Маша, глянув на меня с неприязнью, сразу же вышла. (Машу я как будто пока «подсчитал» и понял. На время Машу следует только учитывать как фактор отрицательный, но не более тот.) На меня смотрели журналист и Рита Михайловна, да и сам я понимал двусмысленность своего положения. Ворвался я сюда насильно, вместе со Щусевым и в качестве вымогателя. Правда, после того произошел целый комплекс разнообразных действий, но каков итог после общего сложения и вычитания, я не осознавал. Впрочем, эти люди и сами не подвели, очевидно, итога, потому и смотрели на меня молча. «Коля,– подумал я опять,– ввести в дело Колю».
– А что с Колей? – спросил я.– Как он себя чувствует?
Фраза на первый взгляд обыденная и банальная, но в моем положении «на острие бритвы» я считаю, что прозрение помогло мне ее найти. Недаром этой фразе предшествовала напряженная умственная работа. Я с волнением ждал продолжения. Чем ответят? Не укажут ли попросту на дверь?

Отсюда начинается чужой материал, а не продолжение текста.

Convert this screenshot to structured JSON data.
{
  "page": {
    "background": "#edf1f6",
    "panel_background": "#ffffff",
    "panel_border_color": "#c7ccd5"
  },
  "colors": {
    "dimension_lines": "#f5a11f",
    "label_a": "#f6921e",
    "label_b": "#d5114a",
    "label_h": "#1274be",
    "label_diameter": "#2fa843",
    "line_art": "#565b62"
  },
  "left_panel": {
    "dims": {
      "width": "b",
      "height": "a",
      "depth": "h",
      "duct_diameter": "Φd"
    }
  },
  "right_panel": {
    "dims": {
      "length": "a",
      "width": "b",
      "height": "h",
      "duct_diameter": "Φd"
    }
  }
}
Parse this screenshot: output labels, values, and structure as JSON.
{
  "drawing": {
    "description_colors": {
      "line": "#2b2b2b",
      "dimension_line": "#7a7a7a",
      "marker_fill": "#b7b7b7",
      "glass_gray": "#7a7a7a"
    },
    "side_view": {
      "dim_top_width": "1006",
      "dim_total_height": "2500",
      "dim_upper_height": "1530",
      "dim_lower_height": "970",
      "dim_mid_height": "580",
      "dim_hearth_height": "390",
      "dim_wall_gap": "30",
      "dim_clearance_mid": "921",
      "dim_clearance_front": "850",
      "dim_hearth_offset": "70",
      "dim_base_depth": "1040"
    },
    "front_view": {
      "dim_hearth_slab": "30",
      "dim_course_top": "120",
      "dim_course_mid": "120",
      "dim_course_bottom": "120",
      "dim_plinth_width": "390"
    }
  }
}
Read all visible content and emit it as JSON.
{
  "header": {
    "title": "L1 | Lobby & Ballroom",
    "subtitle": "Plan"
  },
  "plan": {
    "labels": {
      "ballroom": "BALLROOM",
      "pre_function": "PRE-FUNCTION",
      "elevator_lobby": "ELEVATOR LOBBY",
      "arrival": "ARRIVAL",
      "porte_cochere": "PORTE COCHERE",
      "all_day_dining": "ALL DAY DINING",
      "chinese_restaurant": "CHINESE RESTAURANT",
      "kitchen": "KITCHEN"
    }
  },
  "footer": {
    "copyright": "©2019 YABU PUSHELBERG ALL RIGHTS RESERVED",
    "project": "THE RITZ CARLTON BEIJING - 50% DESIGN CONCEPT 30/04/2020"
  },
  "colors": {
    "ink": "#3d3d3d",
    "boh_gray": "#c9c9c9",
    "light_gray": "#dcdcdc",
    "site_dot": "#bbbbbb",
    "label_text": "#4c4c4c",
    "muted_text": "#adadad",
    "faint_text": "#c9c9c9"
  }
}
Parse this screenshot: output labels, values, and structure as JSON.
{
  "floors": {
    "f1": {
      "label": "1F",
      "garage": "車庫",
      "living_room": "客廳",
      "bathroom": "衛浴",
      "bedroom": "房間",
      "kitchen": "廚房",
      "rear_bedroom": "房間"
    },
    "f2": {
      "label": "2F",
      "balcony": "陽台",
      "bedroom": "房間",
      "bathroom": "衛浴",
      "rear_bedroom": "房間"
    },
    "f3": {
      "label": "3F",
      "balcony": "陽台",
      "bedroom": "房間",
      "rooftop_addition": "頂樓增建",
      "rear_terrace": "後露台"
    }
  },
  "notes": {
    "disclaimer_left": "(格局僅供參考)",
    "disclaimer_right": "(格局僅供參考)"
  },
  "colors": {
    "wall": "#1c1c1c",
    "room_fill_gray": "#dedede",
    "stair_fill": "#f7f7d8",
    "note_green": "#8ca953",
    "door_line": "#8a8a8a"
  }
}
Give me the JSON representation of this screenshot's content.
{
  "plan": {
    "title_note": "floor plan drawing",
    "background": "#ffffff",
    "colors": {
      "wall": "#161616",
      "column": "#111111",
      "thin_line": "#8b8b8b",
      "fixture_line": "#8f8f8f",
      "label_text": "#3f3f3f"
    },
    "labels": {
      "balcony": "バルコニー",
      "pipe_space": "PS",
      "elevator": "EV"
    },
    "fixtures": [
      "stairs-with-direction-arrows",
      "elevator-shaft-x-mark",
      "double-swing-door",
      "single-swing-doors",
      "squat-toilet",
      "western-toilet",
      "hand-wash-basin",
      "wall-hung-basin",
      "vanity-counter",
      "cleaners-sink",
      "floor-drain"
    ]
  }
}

– Коля серьезно болен, – ответила мне Рита Михайловна.
Я облегченно вздохнул. Нет, так не отвечают, когда хотят рубить сплеча, то есть попросту выгнать. Конечно, даже до элементарного доверия еще далеко, но, тем не менее, намечалось если не доверие, то хотя бы разговор. И точно, Рита Михайловна встала и сказала мне:
– Простите, Гоша… Кажется, так? Подобная фамильярность этой женщины совсем обрадовала меня.
– Да, – ответил я. – Вообще-то меня Григорий зовут, а «Гоша» это скорее Георгий… Но вот привык я – Гоша и Гоша…
И данное продолжение было правильно. После всех крайностей, после животных страстей и вздыбленности чувств такая неловкость и путаность выражений с моей стороны, которая явилась сама собой, экспромтом, действовала в мою пользу и успокаивала этих людей.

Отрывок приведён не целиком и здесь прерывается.